Quand on lui fait remarquer que les candidats à la présidence sont tous deux parmi les plus impopulaires des dernières décennies, l'ambassadeur Heyman se dit tout de même « très optimiste pour le leadership de [son] pays et le fonctionnement de [son] système électoral ».

« Notre processus électoral est le plus transparent et le plus juste au monde. Quand vous avez la liberté d'expression et la liberté de la presse, les Américains peuvent utiliser les élections pour répondre à des enjeux importants et parfois sources de division, et la campagne fera parfois ressortir différentes perspectives, mais je ne voudrais jamais voir les États-Unis sacrifier la liberté d'expression et la liberté de la presse pour créer un résultat plus "doux" aux élections », a expliqué l'ambassadeur, qui ne croit pas que les Américains et les observateurs du monde entier viennent d'assister à une campagne de peur. « Les candidats ont travaillé très fort pour satisfaire les électeurs », a dit M. Heyman, ex-banquier chez Goldman Sachs, en poste à Ottawa depuis 2014.

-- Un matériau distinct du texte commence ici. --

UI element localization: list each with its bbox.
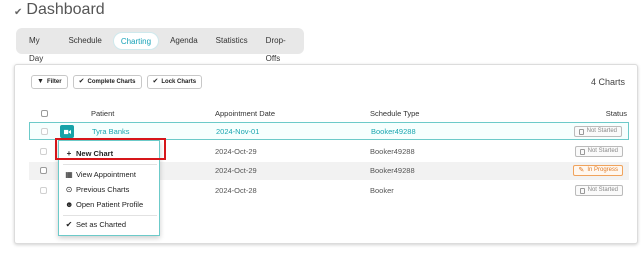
status-badge: Not Started [574,146,623,157]
status-badge: Not Started [574,185,623,196]
tab-statistics[interactable]: Statistics [209,32,255,50]
row-checkbox[interactable] [40,167,47,174]
check-icon: ✔ [65,220,73,229]
pencil-icon: ✎ [578,167,585,174]
menu-divider [63,215,157,216]
history-icon: ⊙ [65,185,73,194]
filter-icon: ▼ [37,78,44,85]
status-badge: ✎ In Progress [573,165,623,176]
filter-button[interactable]: ▼ Filter [31,75,68,89]
row-date: 2024-Oct-29 [215,147,257,156]
document-icon [579,148,585,155]
document-icon [579,187,585,194]
menu-item-set-as-charted[interactable]: ✔ Set as Charted [65,220,126,229]
menu-item-previous-charts[interactable]: ⊙ Previous Charts [65,185,130,194]
check-icon: ✔ [152,78,159,85]
document-icon [578,128,584,135]
row-schedule: Booker49288 [371,127,416,136]
tab-my-day[interactable]: My Day [22,32,57,63]
menu-item-open-patient-profile[interactable]: ☻ Open Patient Profile [65,200,143,209]
row-date: 2024-Oct-29 [215,166,257,175]
tab-charting[interactable]: Charting [112,32,160,50]
video-icon [63,129,71,134]
row-patient[interactable]: Tyra Banks [92,127,130,136]
header-appointment-date: Appointment Date [215,109,276,118]
header-status: Status [605,109,627,118]
tab-agenda[interactable]: Agenda [163,32,205,50]
row-checkbox[interactable] [40,148,47,155]
select-all-checkbox[interactable] [41,110,48,117]
tab-drop-offs[interactable]: Drop-Offs [259,32,300,63]
lock-charts-button[interactable]: ✔ Lock Charts [146,75,203,89]
row-checkbox[interactable] [40,187,47,194]
menu-item-view-appointment[interactable]: ▦ View Appointment [65,170,136,179]
row-schedule: Booker [370,186,394,195]
row-schedule: Booker49288 [370,147,415,156]
row-checkbox[interactable] [41,128,48,135]
check-icon: ✔ [78,78,85,85]
row-date: 2024-Nov-01 [216,127,260,136]
tab-schedule[interactable]: Schedule [61,32,108,50]
menu-divider [63,164,157,165]
user-icon: ☻ [65,200,74,209]
row-schedule: Booker49288 [370,166,415,175]
tab-bar: My Day Schedule Charting Agenda Statisti… [16,28,304,63]
row-date: 2024-Oct-28 [215,186,257,195]
header-patient: Patient [91,109,115,118]
page-title: ✔ Dashboard [14,2,105,18]
status-badge: Not Started [573,126,622,137]
row-actions-button[interactable] [60,125,74,138]
complete-charts-button[interactable]: ✔ Complete Charts [72,75,142,89]
toolbar: ▼ Filter ✔ Complete Charts ✔ Lock Charts [31,75,203,89]
check-icon: ✔ [14,7,23,18]
highlight-annotation-box [55,138,166,160]
table-header: Patient Appointment Date Schedule Type S… [29,109,629,121]
calendar-icon: ▦ [65,170,73,179]
chart-count: 4 Charts [590,77,625,87]
header-schedule-type: Schedule Type [370,109,420,118]
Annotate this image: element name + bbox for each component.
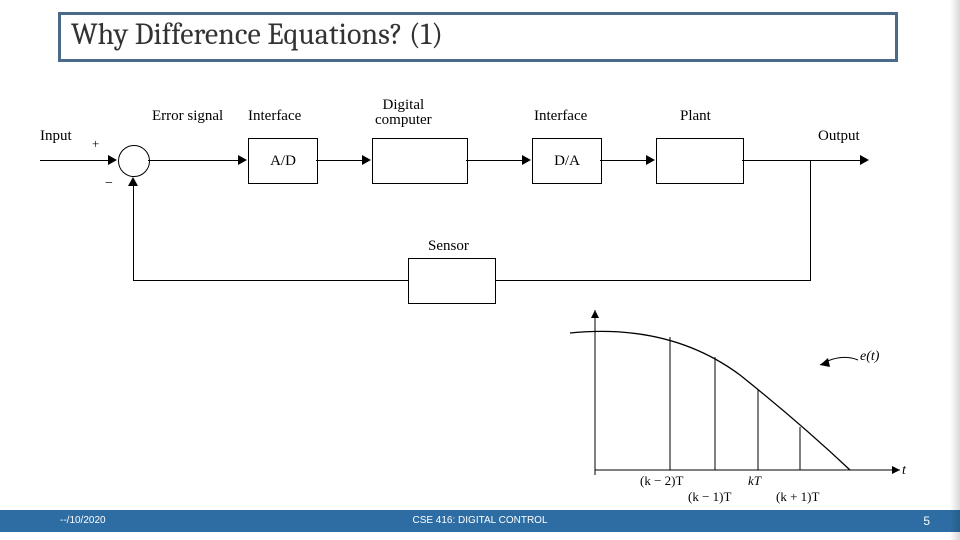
da-box: D/A [532, 138, 602, 184]
footer-course: CSE 416: DIGITAL CONTROL [0, 510, 960, 532]
interface2-label: Interface [534, 108, 587, 125]
wire [600, 160, 648, 161]
wire [466, 160, 524, 161]
sensor-box [408, 258, 496, 304]
minus-sign: − [105, 176, 113, 192]
sensor-label: Sensor [428, 238, 469, 255]
footer-page: 5 [923, 510, 930, 532]
wire [810, 160, 811, 280]
slide-title-box: Why Difference Equations? (1) [58, 12, 898, 62]
wire [495, 280, 811, 281]
x-axis-label: t [902, 463, 906, 479]
output-label: Output [818, 128, 860, 145]
plot-svg [540, 305, 920, 505]
wire [40, 160, 110, 161]
arrow-icon [238, 155, 247, 165]
tick-k-plus-1: (k + 1)T [776, 489, 819, 505]
footer-bar: --/10/2020 CSE 416: DIGITAL CONTROL 5 [0, 510, 960, 532]
computer-box [372, 138, 468, 184]
arrow-icon [860, 155, 869, 165]
wire [133, 185, 134, 281]
wire [148, 160, 240, 161]
input-label: Input [40, 128, 72, 145]
error-signal-label: Error signal [152, 108, 223, 125]
arrow-icon [108, 155, 117, 165]
arrow-icon [522, 155, 531, 165]
sampled-signal-plot: e(t) t (k − 2)T kT (k − 1)T (k + 1)T [540, 305, 920, 505]
interface1-label: Interface [248, 108, 301, 125]
arrow-icon [362, 155, 371, 165]
arrow-icon [646, 155, 655, 165]
wire [316, 160, 364, 161]
plant-box [656, 138, 744, 184]
computer-label: Digital computer [375, 98, 432, 128]
tick-k: kT [748, 473, 761, 489]
tick-k-minus-2: (k − 2)T [640, 473, 683, 489]
plus-sign: + [92, 136, 99, 152]
plant-label: Plant [680, 108, 711, 125]
slide-title: Why Difference Equations? (1) [71, 17, 885, 52]
right-shadow [950, 0, 960, 540]
ad-box: A/D [248, 138, 318, 184]
summing-junction [118, 145, 150, 177]
curve-label: e(t) [860, 349, 879, 365]
arrow-icon [128, 177, 138, 186]
wire [133, 280, 408, 281]
tick-k-minus-1: (k − 1)T [688, 489, 731, 505]
wire [742, 160, 862, 161]
block-diagram: Input + − Error signal Interface A/D Dig… [40, 90, 920, 310]
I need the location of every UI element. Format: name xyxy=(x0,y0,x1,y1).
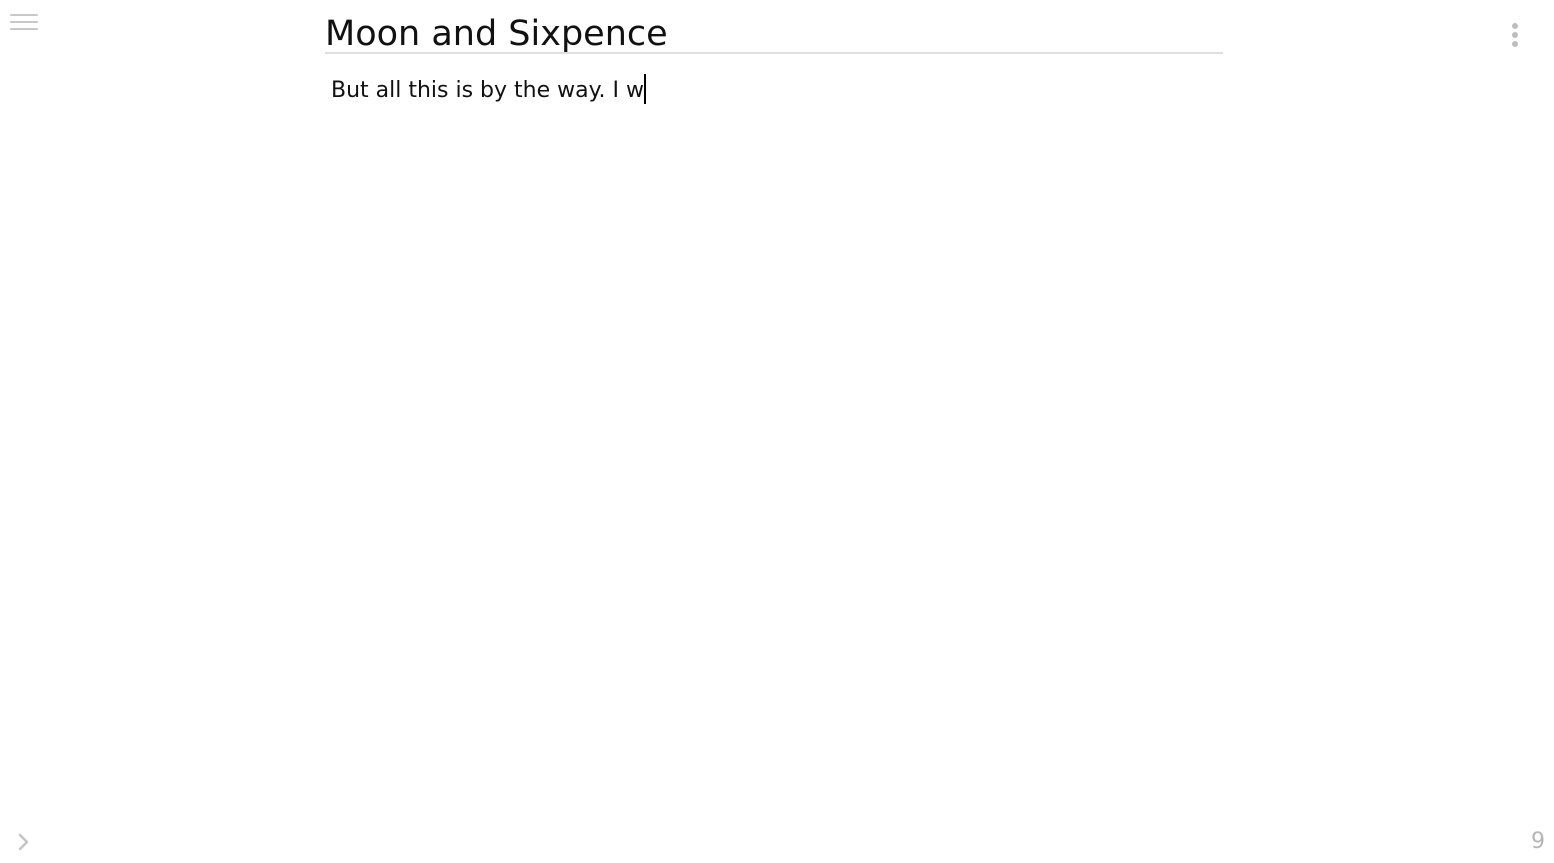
chevron-right-icon xyxy=(18,833,29,851)
more-vertical-icon-dot xyxy=(1512,32,1518,38)
more-vertical-icon-dot xyxy=(1512,41,1518,47)
menu-button[interactable] xyxy=(8,12,40,36)
more-vertical-icon xyxy=(1512,23,1518,29)
expand-panel-button[interactable] xyxy=(14,830,34,854)
document-editor: Moon and Sixpence But all this is by the… xyxy=(325,0,1223,107)
hamburger-menu-icon-bar xyxy=(10,21,38,23)
text-cursor xyxy=(643,74,646,104)
editor-app: Moon and Sixpence But all this is by the… xyxy=(0,0,1554,863)
hamburger-menu-icon xyxy=(10,14,38,16)
hamburger-menu-icon-bar xyxy=(10,28,38,30)
word-count: 9 xyxy=(1531,829,1545,854)
more-options-button[interactable] xyxy=(1505,20,1525,52)
document-body-text: But all this is by the way. I w xyxy=(331,78,644,103)
document-body[interactable]: But all this is by the way. I w xyxy=(325,74,1223,107)
document-title[interactable]: Moon and Sixpence xyxy=(325,0,1223,54)
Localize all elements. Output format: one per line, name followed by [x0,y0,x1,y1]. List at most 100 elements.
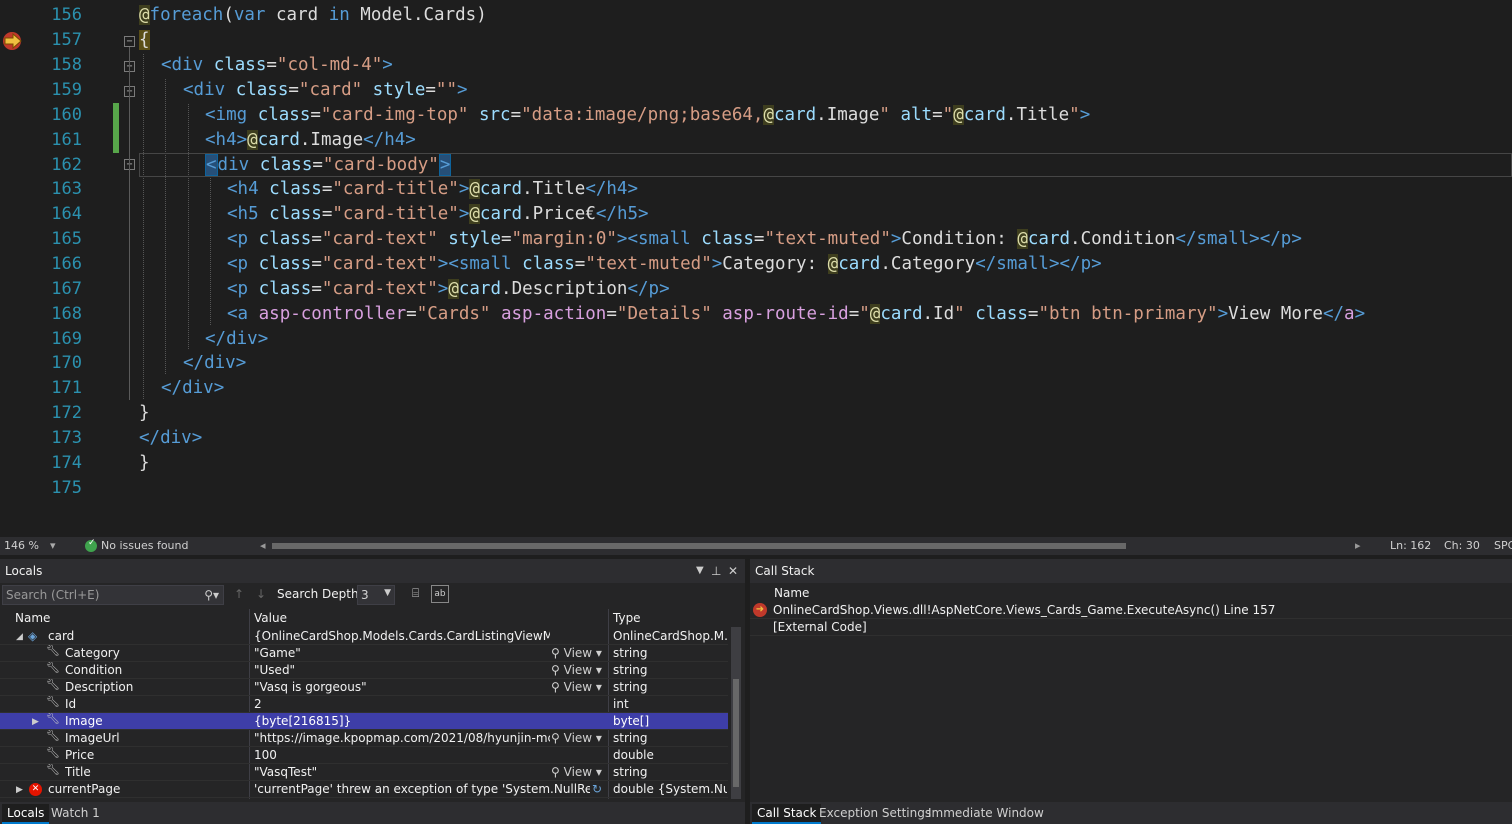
search-depth-label: Search Depth: [277,587,363,601]
html-string: "card" [298,80,363,100]
code-text: > [1079,105,1091,125]
code-line-161: <h4>@card.Image</h4> [205,128,416,153]
table-row[interactable]: ▶ ✕ currentPage 'currentPage' threw an e… [0,781,728,798]
variable-value[interactable]: "https://image.kpopmap.com/2021/08/hyunj… [254,730,550,747]
table-row[interactable]: ◢ ◈ card {OnlineCardShop.Models.Cards.Ca… [0,628,728,645]
variable-name: Price [65,748,95,762]
tab-call-stack[interactable]: Call Stack [752,804,822,824]
html-string: "" [435,80,457,100]
arrow-up-icon[interactable]: ↑ [234,587,244,601]
table-row[interactable]: 🔧︎ Title "VasqTest" ⚲ View ▾ string [0,764,728,781]
scroll-right-icon[interactable]: ▸ [1355,539,1361,552]
table-row[interactable]: 🔧︎ ImageUrl "https://image.kpopmap.com/2… [0,730,728,747]
pin-source-icon[interactable]: ⌸ [412,586,419,601]
variable-value[interactable]: "Vasq is gorgeous" [254,679,550,696]
line-number: 156 [51,5,82,25]
variable-value[interactable]: 100 [254,747,550,764]
view-visualizer-button[interactable]: ⚲ View ▾ [551,764,606,781]
view-visualizer-button[interactable]: ⚲ View ▾ [551,645,606,662]
table-row[interactable]: 🔧︎ Price 100 double [0,747,728,764]
razor-id: card [838,254,881,274]
code-text: = [500,229,512,249]
table-row[interactable]: 🔧︎ Condition "Used" ⚲ View ▾ string [0,662,728,679]
code-text: > [1091,254,1102,274]
call-stack-frame[interactable]: ➜ OnlineCardShop.Views.dll!AspNetCore.Vi… [750,602,1512,619]
variable-name: Title [65,765,91,779]
column-header-type[interactable]: Type [613,609,641,627]
code-text: < [205,130,216,150]
spacing-indicator[interactable]: SPC [1494,539,1512,552]
code-text: = [312,155,323,175]
html-tag: h4 [384,130,406,150]
html-attr: class [248,254,312,274]
tab-locals[interactable]: Locals [2,804,50,824]
scrollbar-thumb[interactable] [733,679,739,787]
code-editor[interactable]: − − − − 156 157 158 159 160 161 162 163 … [0,0,1512,537]
line-number: 170 [51,353,82,373]
code-line-164: <h5 class="card-title">@card.Price€</h5> [227,202,649,227]
view-visualizer-button[interactable]: ⚲ View ▾ [551,662,606,679]
refresh-icon[interactable]: ↻ [592,781,602,798]
line-number: 158 [51,55,82,75]
error-icon: ✕ [29,783,42,796]
html-tag: div [171,55,204,75]
pin-icon[interactable]: ⊥ [711,559,721,583]
code-text: > [382,55,393,75]
html-tag: p [237,254,249,274]
html-tag: div [204,353,236,373]
variable-value[interactable]: 2 [254,696,550,713]
column-header-value[interactable]: Value [254,609,287,627]
expand-collapse-icon[interactable]: ◢ [16,629,23,646]
zoom-level[interactable]: 146 % [4,539,39,552]
hex-display-icon[interactable]: ab [431,585,449,603]
issues-status[interactable]: No issues found [101,539,188,552]
search-icon[interactable]: ⚲▾ [204,586,219,604]
variable-value[interactable]: "VasqTest" [254,764,550,781]
tab-immediate-window[interactable]: Immediate Window [923,804,1049,822]
tab-watch-1[interactable]: Watch 1 [46,804,105,822]
code-text: card [265,5,329,25]
table-row[interactable]: 🔧︎ Description "Vasq is gorgeous" ⚲ View… [0,679,728,696]
table-row[interactable]: 🔧︎ Id 2 int [0,696,728,713]
code-text: < [227,204,238,224]
razor-member: Image [826,105,880,125]
chevron-down-icon[interactable]: ▾ [50,539,56,552]
vertical-scrollbar[interactable] [731,627,741,799]
line-number: 165 [51,229,82,249]
table-row-selected[interactable]: ▶ 🔧︎ Image {byte[216815]} byte[] [0,713,728,730]
line-number: 167 [51,279,82,299]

L'ambassade des États-Unis au Canada a fait sa propre campagne (apolitique, celle-là) au cours des dernières semaines pour inciter les Américains vivant au Canada à voter aujourd'hui (pour plus d'information : www.fvap.gov). Le Canada est le pays à l'extérieur des États-Unis qui compte le plus d'Américains sur son territoire, selon l'ambassade des États-Unis.

L'AGENDA D'OBAMA

En attendant l'investiture du prochain président le 20 janvier 2017, l'administration Obama a l'intention de faire avancer ses dossiers, notamment au Canada. « Le président Obama sera actif et voudra pousser son programme tant qu'il sera en fonction », a indiqué Bruce Heyman.

Au Canada, l'administration Obama aura ainsi des « conversations actives » dans le dossier du bois d'oeuvre. Le Partenariat transpacifique (PTP) - une « version mise à jour de l'ALENA », selon l'ambassadeur Heyman - est aussi une « priorité » pour l'administration Obama. « Adopter le PTP aidera nos économies, nous allons faire du commerce ensemble avec ou sans règles, aussi bien le faire avec des règles qui contribuent à un résultat positif pour notre pays. J'ai hâte de voir les conclusions de la consultation du Canada sur le PTP », a dit l'ambassadeur. 

Hillary Clinton et Donald Trump s'opposent tous les deux au PTP.